La clase era una interesantísima mezcla de sexos y edades, que abarcaban desde los primeros años hasta quienes estudiaban cursos superiores, todos juntos, cada uno con su particular historia de vida, y tampoco pasaba nada.
Estábamos los que estudiábamos el 1º Grado de La Enciclopedia, los que ya iban por el 3º, los que hacían cálculos y más cálculos, los que estaban dotados de una especial habilidad para el dibujo, los que tenían que trabajar y aprovechaban las horas libres para estudiar etc. Un universo pequeño y enorme dentro de una clase sin clases, al frente de la cual había un gran maestro.

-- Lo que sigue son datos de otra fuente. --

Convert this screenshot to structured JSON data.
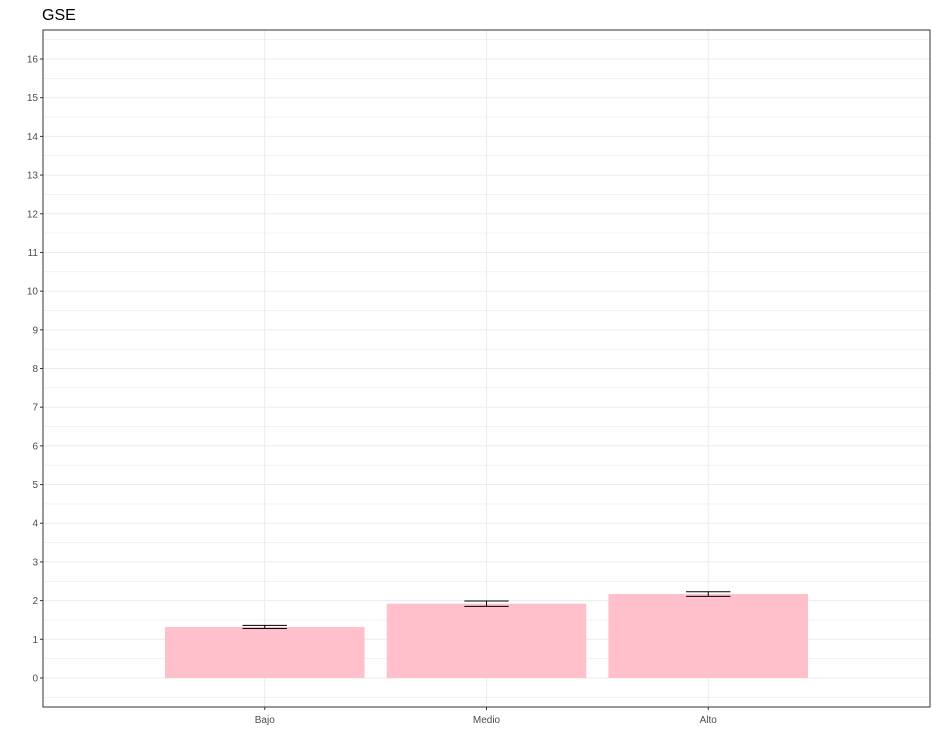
{
  "chart_data": {
    "type": "bar",
    "title": "GSE",
    "xlabel": "",
    "ylabel": "",
    "categories": [
      "Bajo",
      "Medio",
      "Alto"
    ],
    "values": [
      1.32,
      1.92,
      2.17
    ],
    "error_bars": [
      {
        "low": 1.28,
        "high": 1.36
      },
      {
        "low": 1.85,
        "high": 1.99
      },
      {
        "low": 2.11,
        "high": 2.23
      }
    ],
    "ylim": [
      -0.75,
      16.75
    ],
    "yticks": [
      0,
      1,
      2,
      3,
      4,
      5,
      6,
      7,
      8,
      9,
      10,
      11,
      12,
      13,
      14,
      15,
      16
    ],
    "grid": true,
    "legend": "none",
    "colors": {
      "bar": "#ffc0cb",
      "error_bar": "#000000",
      "grid": "#ebebeb",
      "panel_border": "#333333"
    }
  }
}
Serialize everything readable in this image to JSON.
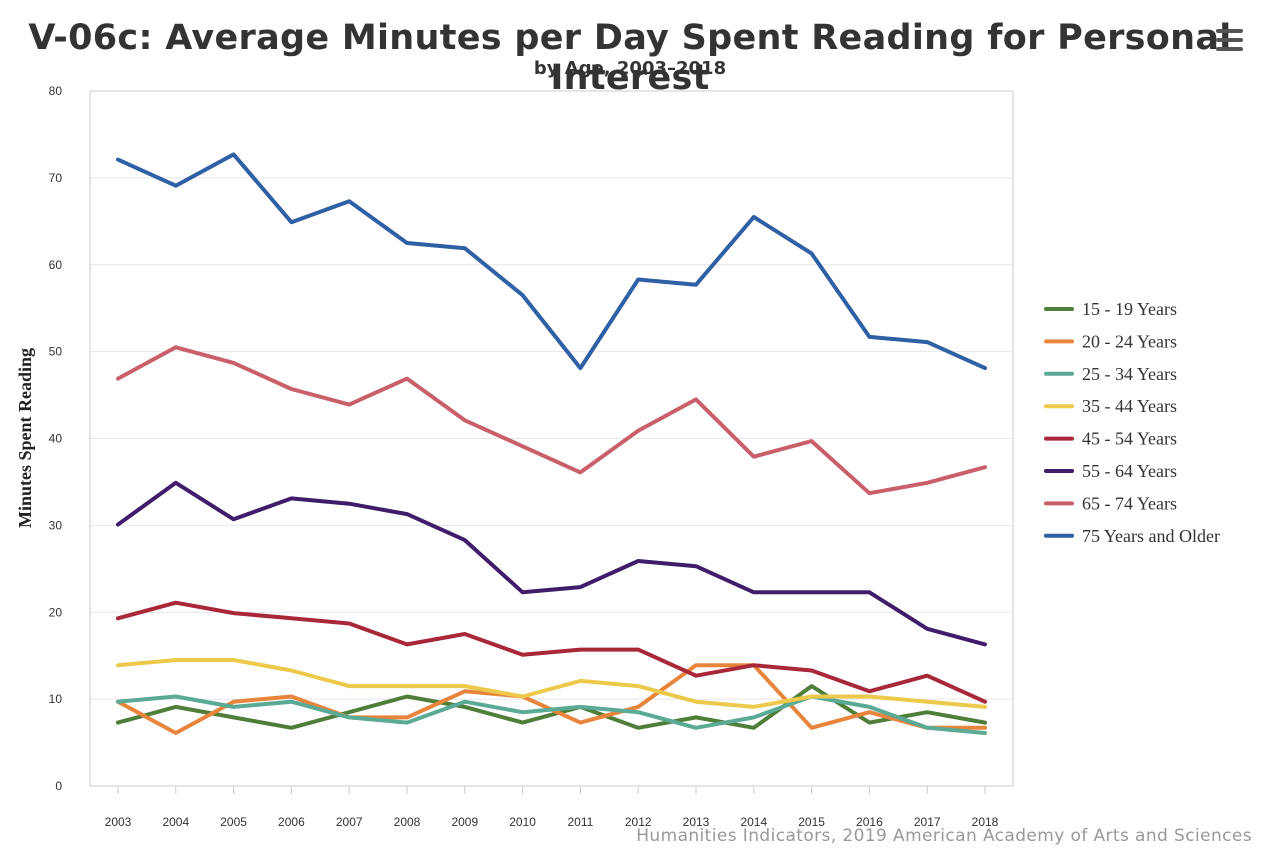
{
  "chart_data": {
    "type": "line",
    "title": "V-06c: Average Minutes per Day Spent Reading for Personal Interest",
    "subtitle": "by Age, 2003–2018",
    "ylabel": "Minutes Spent Reading",
    "xlabel": "",
    "ylim": [
      0,
      80
    ],
    "yticks": [
      0,
      10,
      20,
      30,
      40,
      50,
      60,
      70,
      80
    ],
    "grid": true,
    "legend_position": "right",
    "x": [
      "2003",
      "2004",
      "2005",
      "2006",
      "2007",
      "2008",
      "2009",
      "2010",
      "2011",
      "2012",
      "2013",
      "2014",
      "2015",
      "2016",
      "2017",
      "2018"
    ],
    "series": [
      {
        "name": "15 - 19 Years",
        "color": "#4f7e3a",
        "values": [
          7.3,
          9.1,
          7.9,
          6.7,
          8.5,
          10.3,
          9.1,
          7.3,
          9.1,
          6.7,
          7.9,
          6.7,
          11.5,
          7.3,
          8.5,
          7.3
        ]
      },
      {
        "name": "20 - 24 Years",
        "color": "#e8853d",
        "values": [
          9.7,
          6.1,
          9.7,
          10.3,
          7.9,
          7.9,
          10.9,
          10.3,
          7.3,
          9.1,
          13.9,
          13.9,
          6.7,
          8.5,
          6.7,
          6.7
        ]
      },
      {
        "name": "25 - 34 Years",
        "color": "#5aaa96",
        "values": [
          9.7,
          10.3,
          9.1,
          9.7,
          7.9,
          7.3,
          9.7,
          8.5,
          9.1,
          8.5,
          6.7,
          7.9,
          10.3,
          9.1,
          6.7,
          6.1
        ]
      },
      {
        "name": "35 - 44 Years",
        "color": "#ecc94b",
        "values": [
          13.9,
          14.5,
          14.5,
          13.3,
          11.5,
          11.5,
          11.5,
          10.3,
          12.1,
          11.5,
          9.7,
          9.1,
          10.3,
          10.3,
          9.7,
          9.1
        ]
      },
      {
        "name": "45 - 54 Years",
        "color": "#a8283a",
        "values": [
          19.3,
          21.1,
          19.9,
          19.3,
          18.7,
          16.3,
          17.5,
          15.1,
          15.7,
          15.7,
          12.7,
          13.9,
          13.3,
          10.9,
          12.7,
          9.7
        ]
      },
      {
        "name": "55 - 64 Years",
        "color": "#3f1d6b",
        "values": [
          30.1,
          34.9,
          30.7,
          33.1,
          32.5,
          31.3,
          28.3,
          22.3,
          22.9,
          25.9,
          25.3,
          22.3,
          22.3,
          22.3,
          18.1,
          16.3
        ]
      },
      {
        "name": "65 - 74 Years",
        "color": "#c95f6b",
        "values": [
          46.9,
          50.5,
          48.7,
          45.7,
          43.9,
          46.9,
          42.1,
          39.1,
          36.1,
          40.9,
          44.5,
          37.9,
          39.7,
          33.7,
          34.9,
          36.7
        ]
      },
      {
        "name": "75 Years and Older",
        "color": "#2f5fa5",
        "values": [
          72.1,
          69.1,
          72.7,
          64.9,
          67.3,
          62.5,
          61.9,
          56.5,
          48.1,
          58.3,
          57.7,
          65.5,
          61.3,
          51.7,
          51.1,
          48.1
        ]
      }
    ]
  },
  "credits": "Humanities Indicators, 2019 American Academy of Arts and Sciences",
  "menu_icon": "hamburger-menu-icon"
}
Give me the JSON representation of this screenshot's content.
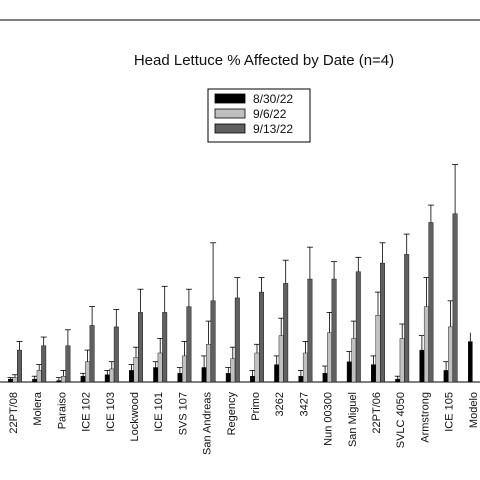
{
  "chart_data": {
    "type": "bar",
    "title": "Head Lettuce % Affected by Date (n=4)",
    "xlabel": "",
    "ylabel": "",
    "ylim": [
      0,
      100
    ],
    "grid": false,
    "legend_position": "top-center",
    "categories": [
      "22PT/08",
      "Molera",
      "Paraiso",
      "ICE 102",
      "ICE 103",
      "Lockwood",
      "ICE 101",
      "SVS 107",
      "San Andreas",
      "Regency",
      "Primo",
      "3262",
      "3427",
      "Nun 00300",
      "San Miguel",
      "22PT/06",
      "SVLC 4050",
      "Armstrong",
      "ICE 105"
    ],
    "series": [
      {
        "name": "8/30/22",
        "color": "#000000",
        "values": [
          1,
          1,
          0.5,
          2,
          2.5,
          4,
          5,
          3,
          5,
          3,
          2,
          6,
          2,
          3,
          7,
          6,
          1,
          11,
          4
        ],
        "errors": [
          0.5,
          1,
          1,
          1,
          1.5,
          2,
          2,
          2,
          4,
          2,
          2,
          3,
          2,
          2.5,
          3.5,
          3,
          1,
          5,
          3
        ]
      },
      {
        "name": "9/6/22",
        "color": "#c0c0c0",
        "values": [
          1.5,
          4,
          2,
          7,
          4.5,
          8.5,
          10,
          9,
          13,
          8,
          10,
          16,
          10,
          17,
          15,
          23,
          15,
          26,
          19
        ],
        "errors": [
          1,
          2,
          2,
          4,
          2.5,
          3.5,
          5,
          5,
          8,
          4,
          3,
          6,
          4,
          7,
          6,
          8,
          5,
          10,
          9
        ]
      },
      {
        "name": "9/13/22",
        "color": "#606060",
        "values": [
          11,
          12.5,
          12.5,
          19.5,
          19,
          24,
          24,
          26,
          28,
          29,
          31,
          34,
          35.5,
          35.5,
          38,
          41,
          44,
          55,
          58
        ],
        "errors": [
          3,
          3,
          5.5,
          6.5,
          6,
          8,
          9,
          6,
          20,
          7,
          5,
          8,
          11,
          6,
          5,
          7,
          7,
          6,
          17
        ]
      }
    ]
  },
  "cut_label": "Modelo"
}
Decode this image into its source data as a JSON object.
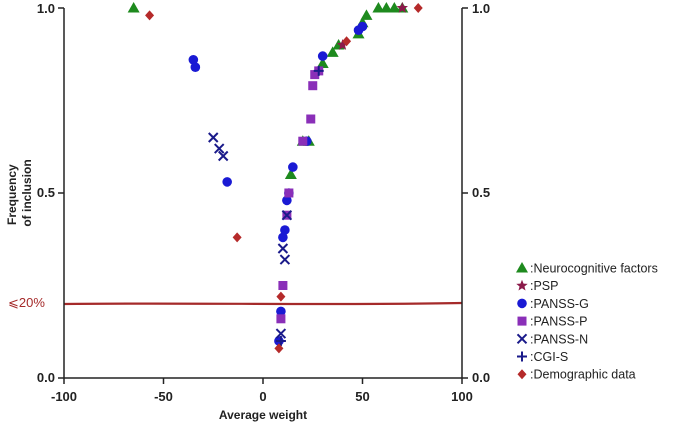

Algunos años después mi colegio pasó a ser el de las Escuelas nuevas, también llamado Fco Franco. De aquí recuerdo el olor del gran pino de la entrada, que se volvía intenso con los primeros calores de la primavera pero suave y delicado en los días de lluvia. Estos días eran especialmente divertidos ya que llegábamos chapoteando de charco en charco con nuestras katiuskas, cubriéndonos con un paraguas, que algunos, los más atrevidos, hacían girar abiertos dentro del colegio, desafiando osadamente el mal agüero que, supuestamente, eso traía consigo. Esos paraguas se convertían, milagrosamente, en sombrillas cuando llegaba el verano.
Entrábamos a clase a las nueve y salíamos a las doce, luego volvíamos a las tres para salir a las cinco, excepto jueves y sábados que sólo íbamos por la mañana.
El sábado nos dedicábamos a la limpieza de los viejos pupitres de madera. Al limpiar el mío siempre descubría alguna nueva marca de las muchas acumuladas tras varias generaciones de escolares; llevábamos de casa un paño y un frasco de un conocido aceite para muebles, cuyo olor impregnaba la clase, mezclándose con el del aserrín que se usaba en la limpieza del suelo, y...tampoco nos pasaba nada.

Con diez años fui al instituto y recuerdo, cómo si fuese hoy mismo, las clases de literatura, leyendo poesía en el patio, con José Calero. También recuerdo que las primeras colchonetas para la clase de Educación Física se compraron con la venta de las aceitunas que, entre todos, recolectamos de los olivos que había en ese mismo patio.

Y no pasaba nada, no era nada traumático colaborar y responsabilizarse de tareas por un bien común, ni ir andando a clase  en compañía de los niños de la vecindad, ni mojarse pisando los charcos o caminar bien abrigados con guantes y bufandas.


Por eso, mirando atrás pienso, de nuevo, en lo que hemos cambiado, pero vuelvo a preguntarme: ¿Hemos evolucionado? Me inquieta la respuesta.